As is not unusual in cases of this character, the key to the case as well as to the evidence lies in the varying viewpoints of the parties, and in the failure of each to allow for the peculiarities of the other. Each expected of the other a degree of tolerance, forbearance, and submission which neither yielded to the other, and each measured the other's conduct by a standard which neither regarded as binding himself or herself. Consequently every slip, every fault, every harsh word or inconsiderate act was noted and preserved with that intense and unyielding bitterness which so often reaches its flower in domestic litigation.

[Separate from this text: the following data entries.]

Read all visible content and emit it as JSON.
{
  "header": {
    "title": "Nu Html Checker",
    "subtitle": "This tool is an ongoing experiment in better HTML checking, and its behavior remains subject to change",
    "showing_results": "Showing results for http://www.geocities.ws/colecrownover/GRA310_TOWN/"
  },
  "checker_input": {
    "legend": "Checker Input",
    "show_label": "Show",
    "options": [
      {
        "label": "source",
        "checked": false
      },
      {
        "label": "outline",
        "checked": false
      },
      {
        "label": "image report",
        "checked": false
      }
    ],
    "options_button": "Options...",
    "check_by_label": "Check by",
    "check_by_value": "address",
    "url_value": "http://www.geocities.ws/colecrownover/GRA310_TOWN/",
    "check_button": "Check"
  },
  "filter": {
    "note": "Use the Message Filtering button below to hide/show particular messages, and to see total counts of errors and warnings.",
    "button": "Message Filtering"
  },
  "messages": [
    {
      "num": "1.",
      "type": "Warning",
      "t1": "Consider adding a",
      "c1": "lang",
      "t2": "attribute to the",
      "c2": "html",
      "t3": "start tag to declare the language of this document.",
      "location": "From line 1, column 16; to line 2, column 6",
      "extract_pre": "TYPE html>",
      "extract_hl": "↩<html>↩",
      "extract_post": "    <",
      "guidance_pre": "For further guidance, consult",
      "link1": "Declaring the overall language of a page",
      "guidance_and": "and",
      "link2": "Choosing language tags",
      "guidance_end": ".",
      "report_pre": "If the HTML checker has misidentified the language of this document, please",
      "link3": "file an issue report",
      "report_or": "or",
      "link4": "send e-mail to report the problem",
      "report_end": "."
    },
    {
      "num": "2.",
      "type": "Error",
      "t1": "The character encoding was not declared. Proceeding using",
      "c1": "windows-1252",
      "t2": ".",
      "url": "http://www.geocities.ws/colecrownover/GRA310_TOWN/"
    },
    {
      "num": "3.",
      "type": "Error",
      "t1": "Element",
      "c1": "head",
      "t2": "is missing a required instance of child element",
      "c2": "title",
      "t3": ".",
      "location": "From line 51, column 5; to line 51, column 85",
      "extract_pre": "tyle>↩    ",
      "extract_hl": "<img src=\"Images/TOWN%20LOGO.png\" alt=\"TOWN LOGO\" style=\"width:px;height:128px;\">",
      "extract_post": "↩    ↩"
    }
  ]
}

The parties themselves are respectable people, of far more than ordinary intelligence, devoted to their children, and both honestly no doubt made some effort to preserve the home and to promote the happiness of themselves and their children.
Singewald is an intense, self-centered and ambitious man, who has by thrift, industry, and energy won a substantial and respectable place in the business world. He has a number of irritating antipathies, which include coffee, patent leather shoes, and his mother-in-law. He has some capacity for vivid invective, insistent, not always with success, upon supreme authority in his home, and, either as the result of business training or domestic experience, he early discovered the futility of engaging in oral debate upon domestic questions with his wife, and would commit his emotions to paper in the form of letters or essays, which he either sent or handed to her. He had few interests outside his home, he provided in a material way for his family, he was devotedly attached to his children, and he had a commendable consciousness of his civic duty. He was active in church work and interested in the religious education of his children. His treatment of his wife, however, was not so happy. His habit of writing what he might have spoken was no doubt irritating to her, in view of the fact that he was not always present when she read the letters, and had no opportunity of commenting upon his comparison of her antecedents, qualities, and conduct with his own, a comparison which rarely flattered her. He has, apparently, deliberately and intentionally so arranged his property so as to exclude her as far as possible from participation therein, he has at times been rudely inconsiderate of his wife's natural affection for her mother, and his language to her was at times abusive and insulting.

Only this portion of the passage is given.